The matchup everyone seems to be talking about heading into Ohio State’s game against Cincinnati is the Bearcat pass offense against the revamped Buckeye defense.
And while the Buckeye offense has briefly been discussed, it has been the high-flying aerial assault of the Bearcats and Cincinnati redshirt-sophomore quarterback Gunner Kiel getting the attention.
Kiel, who was the No. 3-rated quarterback by ESPN coming out of high school, has the Cincinnati offense ranked ninth in the country in pass offense.
Cincinnati coach Tommy Tuberville classified his wide receiving corps as the best he has ever coached.
But OSU coach Urban Meyer said Wednesday that any quarterback is can succeed with talented teammates.
“You put a great offensive line and good receivers and a quarterback becomes great,” Meyer said. “You put that same quarterback with a makeshift offense line and some struggling receivers, and there’s a really bad quarterback, so a quarterback is the product of those around him.”
Kiel has been exceptional in his first two games, averaging 344.5 pass yards per game to go along with 10 passing scores. Not only has he tossed 10 touchdowns, but he’s spread those passes out to seven different receivers.
In that respect, Kiel has out-distributed “the distributor,” OSU redshirt-freshman quarterback J.T. Barrett, who was given the nickname by his coaches earlier in the season. Just five different Buckeyes have been on the receiving end of Barrett’s nine passing touchdowns.
One of the receivers on the end of Barrett’s passes has been redshirt-freshman H-back Jalin Marshall, who said Wednesday that he, along with the rest of the Buckeye offense, is capable of producing more for Barrett.
“Of course we want to do more,” Marshall said Wednesday. “Being a playmaker, you always want to make plays for the team. I feel like we have practiced hard this last bye week and this week. I feel like we have more opportunity to make plays this week.”

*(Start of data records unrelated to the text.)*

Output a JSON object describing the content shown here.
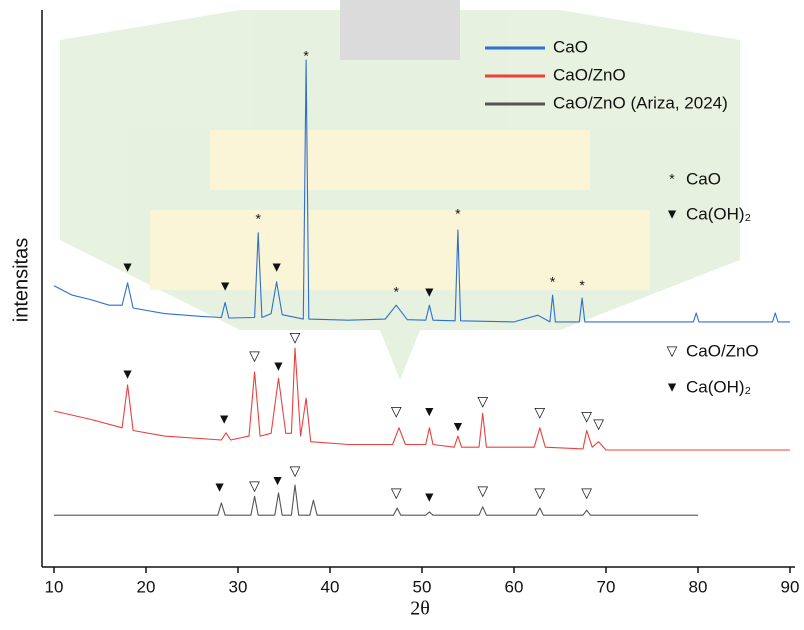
{
  "chart_data": {
    "type": "line",
    "x_label": "2θ",
    "y_label": "intensitas",
    "xlim": [
      10,
      90
    ],
    "xticks": [
      10,
      20,
      30,
      40,
      50,
      60,
      70,
      80,
      90
    ],
    "ylim": [
      0,
      100
    ],
    "series": [
      {
        "name": "CaO",
        "color": "#2f6fd0",
        "x": [
          10,
          12,
          14,
          16,
          17.4,
          18,
          18.6,
          22,
          26,
          28.2,
          28.6,
          29,
          31.8,
          32.2,
          32.6,
          33.6,
          34.2,
          34.8,
          37.1,
          37.4,
          37.7,
          42,
          46,
          47.2,
          48.4,
          50.4,
          50.8,
          51.2,
          53.6,
          53.9,
          54.2,
          60,
          62.6,
          63.9,
          64.2,
          64.5,
          67.1,
          67.4,
          67.7,
          79.5,
          79.8,
          80.1,
          88.1,
          88.4,
          88.7,
          90
        ],
        "values": [
          50.5,
          48.8,
          48,
          47,
          47,
          51,
          46.5,
          45.5,
          45,
          44.8,
          47.5,
          44.7,
          44.8,
          60,
          44.8,
          45.5,
          51.2,
          45.3,
          44.5,
          91,
          44.5,
          44.3,
          44.5,
          47,
          44.4,
          44.3,
          47,
          44.3,
          44.2,
          60.5,
          44.2,
          44,
          45.2,
          44,
          48.8,
          44,
          44,
          48.3,
          44,
          44,
          45.6,
          44,
          44,
          45.6,
          44,
          44
        ]
      },
      {
        "name": "CaO/ZnO",
        "color": "#e8413f",
        "x": [
          10,
          14,
          17.4,
          18,
          18.6,
          22,
          28.2,
          28.7,
          29.2,
          31.2,
          31.8,
          32.4,
          33.6,
          34.4,
          35.2,
          35.8,
          36.2,
          36.8,
          37.4,
          37.9,
          42,
          46.8,
          47.5,
          48.2,
          50.4,
          50.8,
          51.2,
          53.5,
          53.9,
          54.3,
          56.2,
          56.6,
          57,
          62.2,
          62.8,
          63.4,
          67.5,
          67.9,
          68.5,
          69.2,
          70,
          90
        ],
        "values": [
          28,
          26.5,
          25,
          32.7,
          24.5,
          23.5,
          22.8,
          24.1,
          22.8,
          23.5,
          35,
          23.5,
          24,
          33.9,
          24,
          24,
          39.3,
          23.5,
          30.3,
          22.5,
          22,
          22,
          25,
          22,
          22,
          25,
          22,
          21.5,
          23.5,
          21.5,
          21.5,
          27.6,
          21.5,
          21.5,
          25,
          21.5,
          21.2,
          24.5,
          21.5,
          22.5,
          21,
          21
        ]
      },
      {
        "name": "CaO/ZnO (Ariza, 2024)",
        "color": "#555555",
        "x": [
          10,
          27.8,
          28.2,
          28.6,
          31.4,
          31.8,
          32.2,
          34,
          34.4,
          34.8,
          35.8,
          36.2,
          36.6,
          37.8,
          38.2,
          38.6,
          46.9,
          47.3,
          47.7,
          50.4,
          50.8,
          51.2,
          56.2,
          56.6,
          57,
          62.4,
          62.8,
          63.2,
          67.5,
          67.9,
          68.3,
          80
        ],
        "values": [
          9.3,
          9.3,
          11.5,
          9.3,
          9.3,
          12.7,
          9.3,
          9.3,
          13.3,
          9.3,
          9.3,
          14.7,
          9.3,
          9.3,
          12,
          9.3,
          9.3,
          10.6,
          9.3,
          9.3,
          9.9,
          9.3,
          9.3,
          10.8,
          9.3,
          9.3,
          10.6,
          9.3,
          9.3,
          10.2,
          9.3,
          9.3
        ]
      }
    ],
    "legend_position": "upper right",
    "annotations": [
      {
        "text": "*",
        "x": 37.4,
        "y": 91.6
      },
      {
        "text": "▼",
        "x": 18,
        "y": 53.7
      },
      {
        "text": "▼",
        "x": 28.6,
        "y": 50.3
      },
      {
        "text": "*",
        "x": 32.2,
        "y": 62.3
      },
      {
        "text": "▼",
        "x": 34.2,
        "y": 53.7
      },
      {
        "text": "*",
        "x": 47.2,
        "y": 49.2
      },
      {
        "text": "▼",
        "x": 50.8,
        "y": 49.2
      },
      {
        "text": "*",
        "x": 53.9,
        "y": 63.2
      },
      {
        "text": "*",
        "x": 64.2,
        "y": 51
      },
      {
        "text": "*",
        "x": 67.4,
        "y": 50.4
      },
      {
        "text": "▽",
        "x": 36.2,
        "y": 41.1
      },
      {
        "text": "▽",
        "x": 31.8,
        "y": 37.7
      },
      {
        "text": "▼",
        "x": 18,
        "y": 34.5
      },
      {
        "text": "▼",
        "x": 34.4,
        "y": 35.9
      },
      {
        "text": "▼",
        "x": 28.5,
        "y": 26.4
      },
      {
        "text": "▽",
        "x": 47.2,
        "y": 27.8
      },
      {
        "text": "▼",
        "x": 50.8,
        "y": 27.8
      },
      {
        "text": "▼",
        "x": 53.9,
        "y": 25.1
      },
      {
        "text": "▽",
        "x": 56.6,
        "y": 29.6
      },
      {
        "text": "▽",
        "x": 62.8,
        "y": 27.6
      },
      {
        "text": "▽",
        "x": 67.9,
        "y": 26.9
      },
      {
        "text": "▽",
        "x": 69.2,
        "y": 25.5
      },
      {
        "text": "▼",
        "x": 28,
        "y": 14.2
      },
      {
        "text": "▽",
        "x": 31.8,
        "y": 14.4
      },
      {
        "text": "▼",
        "x": 34.3,
        "y": 15.4
      },
      {
        "text": "▽",
        "x": 36.2,
        "y": 17.1
      },
      {
        "text": "▽",
        "x": 47.2,
        "y": 13.1
      },
      {
        "text": "▼",
        "x": 50.8,
        "y": 12.4
      },
      {
        "text": "▽",
        "x": 56.6,
        "y": 13.5
      },
      {
        "text": "▽",
        "x": 62.8,
        "y": 13.1
      },
      {
        "text": "▽",
        "x": 67.9,
        "y": 13.1
      }
    ],
    "phase_keys": [
      {
        "symbol": "*",
        "label": "CaO"
      },
      {
        "symbol": "▼",
        "label": "Ca(OH)₂"
      },
      {
        "symbol": "▽",
        "label": "CaO/ZnO"
      },
      {
        "symbol": "▼",
        "label": "Ca(OH)₂"
      }
    ]
  }
}
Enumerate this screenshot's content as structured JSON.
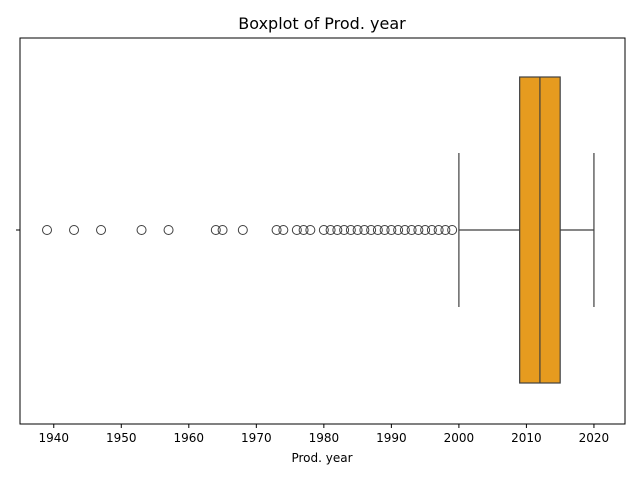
{
  "chart_data": {
    "type": "boxplot",
    "title": "Boxplot of Prod. year",
    "xlabel": "Prod. year",
    "ylabel": "",
    "orientation": "horizontal",
    "xlim": [
      1935,
      2024.6
    ],
    "xticks": [
      1940,
      1950,
      1960,
      1970,
      1980,
      1990,
      2000,
      2010,
      2020
    ],
    "yticks": [
      ""
    ],
    "grid": false,
    "box": {
      "color": "#e69b1f",
      "whisker_low": 2000,
      "q1": 2009,
      "median": 2012,
      "q3": 2015,
      "whisker_high": 2020
    },
    "outliers": [
      1939,
      1943,
      1947,
      1953,
      1957,
      1964,
      1965,
      1968,
      1973,
      1974,
      1976,
      1977,
      1978,
      1980,
      1981,
      1982,
      1983,
      1984,
      1985,
      1986,
      1987,
      1988,
      1989,
      1990,
      1991,
      1992,
      1993,
      1994,
      1995,
      1996,
      1997,
      1998,
      1999
    ]
  }
}
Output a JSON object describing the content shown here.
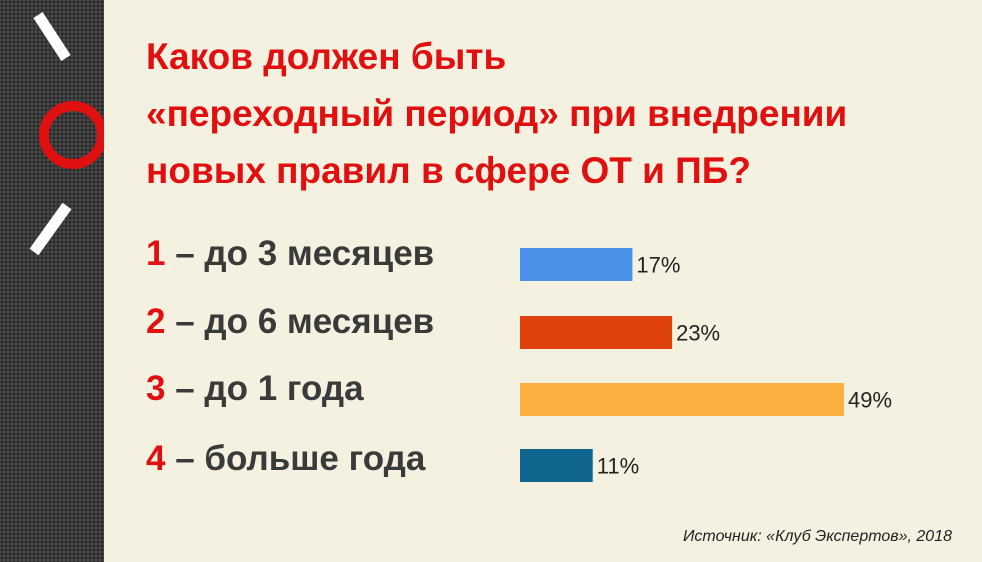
{
  "title_lines": [
    "Каков должен быть",
    "«переходный период» при внедрении",
    "новых правил в сфере ОТ и ПБ?"
  ],
  "options": [
    {
      "num": "1",
      "text": " – до 3 месяцев"
    },
    {
      "num": "2",
      "text": " – до 6 месяцев"
    },
    {
      "num": "3",
      "text": " – до 1 года"
    },
    {
      "num": "4",
      "text": " – больше года"
    }
  ],
  "source": "Источник: «Клуб Экспертов», 2018",
  "colors": {
    "accent": "#e01010",
    "sidebar": "#3d3d3d",
    "background": "#f5f1e1"
  },
  "chart_data": {
    "type": "bar",
    "orientation": "horizontal",
    "categories": [
      "1",
      "2",
      "3",
      "4"
    ],
    "values": [
      17,
      23,
      49,
      11
    ],
    "value_labels": [
      "17%",
      "23%",
      "49%",
      "11%"
    ],
    "colors": [
      "#4a90e8",
      "#e0420e",
      "#fbb03f",
      "#11668f"
    ],
    "unit": "%",
    "xlim": [
      0,
      49
    ],
    "grid": false,
    "legend": "none"
  }
}
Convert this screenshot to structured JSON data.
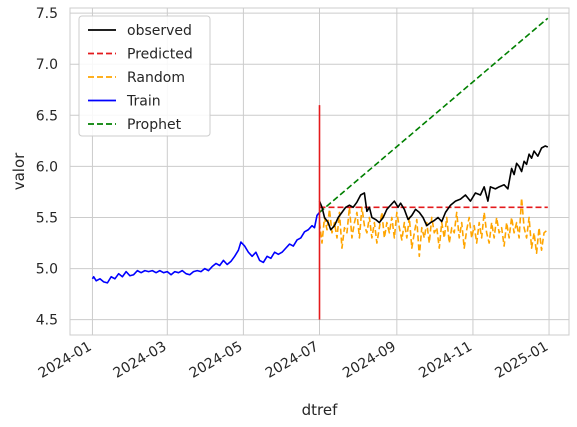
{
  "chart_data": {
    "type": "line",
    "xlabel": "dtref",
    "ylabel": "valor",
    "x_axis_type": "date",
    "xlim": [
      "2023-12-14",
      "2025-01-17"
    ],
    "ylim": [
      4.35,
      7.55
    ],
    "x_ticks": [
      "2024-01-01",
      "2024-03-01",
      "2024-05-01",
      "2024-07-01",
      "2024-09-01",
      "2024-11-01",
      "2025-01-01"
    ],
    "x_tick_labels": [
      "2024-01",
      "2024-03",
      "2024-05",
      "2024-07",
      "2024-09",
      "2024-11",
      "2025-01"
    ],
    "y_ticks": [
      4.5,
      5.0,
      5.5,
      6.0,
      6.5,
      7.0,
      7.5
    ],
    "y_tick_labels": [
      "4.5",
      "5.0",
      "5.5",
      "6.0",
      "6.5",
      "7.0",
      "7.5"
    ],
    "grid": true,
    "legend_position": "top-left",
    "vline": {
      "x": "2024-07-01",
      "y": [
        4.5,
        6.6
      ],
      "color": "#e41a1c"
    },
    "series": [
      {
        "name": "observed",
        "color": "#000000",
        "dash": "solid",
        "points": [
          [
            "2024-07-01",
            5.66
          ],
          [
            "2024-07-03",
            5.6
          ],
          [
            "2024-07-05",
            5.5
          ],
          [
            "2024-07-08",
            5.45
          ],
          [
            "2024-07-10",
            5.38
          ],
          [
            "2024-07-13",
            5.42
          ],
          [
            "2024-07-16",
            5.5
          ],
          [
            "2024-07-19",
            5.55
          ],
          [
            "2024-07-22",
            5.6
          ],
          [
            "2024-07-25",
            5.62
          ],
          [
            "2024-07-28",
            5.6
          ],
          [
            "2024-07-31",
            5.65
          ],
          [
            "2024-08-03",
            5.72
          ],
          [
            "2024-08-06",
            5.74
          ],
          [
            "2024-08-08",
            5.56
          ],
          [
            "2024-08-10",
            5.6
          ],
          [
            "2024-08-12",
            5.5
          ],
          [
            "2024-08-15",
            5.48
          ],
          [
            "2024-08-18",
            5.45
          ],
          [
            "2024-08-21",
            5.5
          ],
          [
            "2024-08-24",
            5.58
          ],
          [
            "2024-08-27",
            5.62
          ],
          [
            "2024-08-30",
            5.66
          ],
          [
            "2024-09-02",
            5.6
          ],
          [
            "2024-09-04",
            5.64
          ],
          [
            "2024-09-07",
            5.58
          ],
          [
            "2024-09-10",
            5.48
          ],
          [
            "2024-09-13",
            5.52
          ],
          [
            "2024-09-16",
            5.58
          ],
          [
            "2024-09-19",
            5.55
          ],
          [
            "2024-09-22",
            5.5
          ],
          [
            "2024-09-25",
            5.42
          ],
          [
            "2024-09-28",
            5.45
          ],
          [
            "2024-10-01",
            5.47
          ],
          [
            "2024-10-04",
            5.5
          ],
          [
            "2024-10-07",
            5.46
          ],
          [
            "2024-10-10",
            5.55
          ],
          [
            "2024-10-14",
            5.62
          ],
          [
            "2024-10-18",
            5.66
          ],
          [
            "2024-10-22",
            5.68
          ],
          [
            "2024-10-26",
            5.72
          ],
          [
            "2024-10-30",
            5.66
          ],
          [
            "2024-11-03",
            5.74
          ],
          [
            "2024-11-07",
            5.72
          ],
          [
            "2024-11-10",
            5.8
          ],
          [
            "2024-11-13",
            5.66
          ],
          [
            "2024-11-15",
            5.8
          ],
          [
            "2024-11-19",
            5.78
          ],
          [
            "2024-11-22",
            5.8
          ],
          [
            "2024-11-26",
            5.82
          ],
          [
            "2024-11-29",
            5.78
          ],
          [
            "2024-12-02",
            5.98
          ],
          [
            "2024-12-04",
            5.92
          ],
          [
            "2024-12-06",
            6.03
          ],
          [
            "2024-12-08",
            6.0
          ],
          [
            "2024-12-10",
            5.95
          ],
          [
            "2024-12-12",
            6.05
          ],
          [
            "2024-12-14",
            6.02
          ],
          [
            "2024-12-16",
            6.12
          ],
          [
            "2024-12-18",
            6.08
          ],
          [
            "2024-12-20",
            6.15
          ],
          [
            "2024-12-23",
            6.1
          ],
          [
            "2024-12-26",
            6.18
          ],
          [
            "2024-12-29",
            6.2
          ],
          [
            "2024-12-31",
            6.19
          ]
        ]
      },
      {
        "name": "Predicted",
        "color": "#e41a1c",
        "dash": "dashed",
        "points": [
          [
            "2024-07-01",
            5.6
          ],
          [
            "2024-12-31",
            5.6
          ]
        ]
      },
      {
        "name": "Random",
        "color": "#ffa500",
        "dash": "dashed",
        "points": [
          [
            "2024-07-01",
            5.45
          ],
          [
            "2024-07-03",
            5.25
          ],
          [
            "2024-07-05",
            5.5
          ],
          [
            "2024-07-07",
            5.38
          ],
          [
            "2024-07-09",
            5.58
          ],
          [
            "2024-07-11",
            5.35
          ],
          [
            "2024-07-13",
            5.45
          ],
          [
            "2024-07-15",
            5.3
          ],
          [
            "2024-07-17",
            5.55
          ],
          [
            "2024-07-19",
            5.2
          ],
          [
            "2024-07-21",
            5.4
          ],
          [
            "2024-07-23",
            5.35
          ],
          [
            "2024-07-25",
            5.6
          ],
          [
            "2024-07-27",
            5.3
          ],
          [
            "2024-07-29",
            5.45
          ],
          [
            "2024-07-31",
            5.55
          ],
          [
            "2024-08-02",
            5.3
          ],
          [
            "2024-08-04",
            5.6
          ],
          [
            "2024-08-06",
            5.42
          ],
          [
            "2024-08-08",
            5.35
          ],
          [
            "2024-08-10",
            5.5
          ],
          [
            "2024-08-12",
            5.3
          ],
          [
            "2024-08-14",
            5.45
          ],
          [
            "2024-08-16",
            5.25
          ],
          [
            "2024-08-18",
            5.4
          ],
          [
            "2024-08-20",
            5.55
          ],
          [
            "2024-08-22",
            5.3
          ],
          [
            "2024-08-24",
            5.45
          ],
          [
            "2024-08-26",
            5.35
          ],
          [
            "2024-08-28",
            5.5
          ],
          [
            "2024-08-30",
            5.3
          ],
          [
            "2024-09-01",
            5.55
          ],
          [
            "2024-09-03",
            5.4
          ],
          [
            "2024-09-05",
            5.28
          ],
          [
            "2024-09-07",
            5.45
          ],
          [
            "2024-09-09",
            5.3
          ],
          [
            "2024-09-11",
            5.5
          ],
          [
            "2024-09-13",
            5.2
          ],
          [
            "2024-09-15",
            5.35
          ],
          [
            "2024-09-17",
            5.48
          ],
          [
            "2024-09-19",
            5.12
          ],
          [
            "2024-09-21",
            5.4
          ],
          [
            "2024-09-23",
            5.3
          ],
          [
            "2024-09-25",
            5.45
          ],
          [
            "2024-09-27",
            5.25
          ],
          [
            "2024-09-29",
            5.5
          ],
          [
            "2024-10-01",
            5.35
          ],
          [
            "2024-10-03",
            5.4
          ],
          [
            "2024-10-05",
            5.2
          ],
          [
            "2024-10-07",
            5.45
          ],
          [
            "2024-10-09",
            5.3
          ],
          [
            "2024-10-11",
            5.5
          ],
          [
            "2024-10-13",
            5.25
          ],
          [
            "2024-10-15",
            5.4
          ],
          [
            "2024-10-17",
            5.35
          ],
          [
            "2024-10-19",
            5.55
          ],
          [
            "2024-10-21",
            5.3
          ],
          [
            "2024-10-23",
            5.45
          ],
          [
            "2024-10-25",
            5.2
          ],
          [
            "2024-10-27",
            5.38
          ],
          [
            "2024-10-29",
            5.5
          ],
          [
            "2024-10-31",
            5.3
          ],
          [
            "2024-11-02",
            5.42
          ],
          [
            "2024-11-04",
            5.25
          ],
          [
            "2024-11-06",
            5.45
          ],
          [
            "2024-11-08",
            5.3
          ],
          [
            "2024-11-10",
            5.55
          ],
          [
            "2024-11-12",
            5.35
          ],
          [
            "2024-11-14",
            5.25
          ],
          [
            "2024-11-16",
            5.45
          ],
          [
            "2024-11-18",
            5.3
          ],
          [
            "2024-11-20",
            5.5
          ],
          [
            "2024-11-22",
            5.35
          ],
          [
            "2024-11-24",
            5.4
          ],
          [
            "2024-11-26",
            5.22
          ],
          [
            "2024-11-28",
            5.45
          ],
          [
            "2024-11-30",
            5.3
          ],
          [
            "2024-12-02",
            5.5
          ],
          [
            "2024-12-04",
            5.35
          ],
          [
            "2024-12-06",
            5.45
          ],
          [
            "2024-12-08",
            5.3
          ],
          [
            "2024-12-10",
            5.69
          ],
          [
            "2024-12-12",
            5.4
          ],
          [
            "2024-12-14",
            5.3
          ],
          [
            "2024-12-16",
            5.5
          ],
          [
            "2024-12-18",
            5.2
          ],
          [
            "2024-12-20",
            5.35
          ],
          [
            "2024-12-22",
            5.15
          ],
          [
            "2024-12-24",
            5.4
          ],
          [
            "2024-12-26",
            5.18
          ],
          [
            "2024-12-28",
            5.35
          ],
          [
            "2024-12-31",
            5.38
          ]
        ]
      },
      {
        "name": "Train",
        "color": "#0000ff",
        "dash": "solid",
        "points": [
          [
            "2024-01-01",
            4.9
          ],
          [
            "2024-01-02",
            4.92
          ],
          [
            "2024-01-04",
            4.88
          ],
          [
            "2024-01-07",
            4.9
          ],
          [
            "2024-01-10",
            4.87
          ],
          [
            "2024-01-13",
            4.86
          ],
          [
            "2024-01-16",
            4.92
          ],
          [
            "2024-01-19",
            4.9
          ],
          [
            "2024-01-22",
            4.95
          ],
          [
            "2024-01-25",
            4.92
          ],
          [
            "2024-01-28",
            4.97
          ],
          [
            "2024-01-31",
            4.93
          ],
          [
            "2024-02-03",
            4.94
          ],
          [
            "2024-02-06",
            4.98
          ],
          [
            "2024-02-09",
            4.96
          ],
          [
            "2024-02-12",
            4.98
          ],
          [
            "2024-02-15",
            4.97
          ],
          [
            "2024-02-18",
            4.98
          ],
          [
            "2024-02-21",
            4.96
          ],
          [
            "2024-02-24",
            4.98
          ],
          [
            "2024-02-27",
            4.96
          ],
          [
            "2024-03-01",
            4.97
          ],
          [
            "2024-03-04",
            4.94
          ],
          [
            "2024-03-07",
            4.97
          ],
          [
            "2024-03-10",
            4.96
          ],
          [
            "2024-03-13",
            4.98
          ],
          [
            "2024-03-16",
            4.95
          ],
          [
            "2024-03-19",
            4.94
          ],
          [
            "2024-03-22",
            4.97
          ],
          [
            "2024-03-25",
            4.98
          ],
          [
            "2024-03-28",
            4.97
          ],
          [
            "2024-03-31",
            5.0
          ],
          [
            "2024-04-03",
            4.98
          ],
          [
            "2024-04-06",
            5.02
          ],
          [
            "2024-04-09",
            5.05
          ],
          [
            "2024-04-12",
            5.03
          ],
          [
            "2024-04-15",
            5.08
          ],
          [
            "2024-04-18",
            5.04
          ],
          [
            "2024-04-21",
            5.07
          ],
          [
            "2024-04-24",
            5.12
          ],
          [
            "2024-04-27",
            5.18
          ],
          [
            "2024-04-29",
            5.26
          ],
          [
            "2024-05-02",
            5.22
          ],
          [
            "2024-05-05",
            5.16
          ],
          [
            "2024-05-08",
            5.12
          ],
          [
            "2024-05-11",
            5.16
          ],
          [
            "2024-05-14",
            5.08
          ],
          [
            "2024-05-17",
            5.06
          ],
          [
            "2024-05-20",
            5.12
          ],
          [
            "2024-05-23",
            5.1
          ],
          [
            "2024-05-26",
            5.16
          ],
          [
            "2024-05-29",
            5.14
          ],
          [
            "2024-06-01",
            5.16
          ],
          [
            "2024-06-04",
            5.2
          ],
          [
            "2024-06-07",
            5.24
          ],
          [
            "2024-06-10",
            5.22
          ],
          [
            "2024-06-13",
            5.28
          ],
          [
            "2024-06-16",
            5.3
          ],
          [
            "2024-06-19",
            5.36
          ],
          [
            "2024-06-22",
            5.38
          ],
          [
            "2024-06-25",
            5.42
          ],
          [
            "2024-06-27",
            5.4
          ],
          [
            "2024-06-29",
            5.52
          ],
          [
            "2024-07-01",
            5.55
          ]
        ]
      },
      {
        "name": "Prophet",
        "color": "#008000",
        "dash": "dashed",
        "points": [
          [
            "2024-07-01",
            5.55
          ],
          [
            "2024-12-31",
            7.45
          ]
        ]
      }
    ]
  }
}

Marshall, who scored his first collegiate touchdown against Kent State on Sept. 13, said he was recruited by the Bearcats to play quarterback, a position he excelled at in high school.
“I was recruited by Cincinnati, Tennessee and UCLA, schools like that but that kind of dropped off as I committed here to play receiver,” Marshall said. “I was looking at the bigger picture, it (OSU) is a great university.”
Marshall even alluded to the possibility that Buckeye fans could see him take snaps at the quarterback position on Saturday in Ohio Stadium.
“We have done a little bit of it,” Marshall said in regards to him playing quarterback in practice. “Hopefully on Saturday we can start some of it.”
While Marshall teased the idea of taking the snaps from center, Barrett seems to have control of the Buckeye offense. He is averaging 252.3 passing yards per game and has been, for the most part, consistent in replacing senior Braxton Miller, who is out for the season after tearing the labrum in his throwing shoulder during fall camp.
Junior offensive lineman Jacoby Boren said Wednesday that he believes Barrett has played well since taking over for Miller.
“J.T. is a great quarterback. He stepped up big time, I think, since week one. Everybody has their bumps in the road but he is a great quarterback,” Boren said. “(He has) great leadership. He is an awesome leader on this team. He is a really smart guy.”
Despite Barrett and Kiel being relatively inexperienced, Meyer stood firm on his belief that a quarterback’s play hinges on his surrounding teammates.
“I think it is all relative. Who’s the best quarterback usually has the best players around him,” he said.
Which quarterback has the best supporting cast remains to be seen Saturday, as the Buckeyes and Bearcats are scheduled to kick off at 6 p.m. at Ohio Stadium.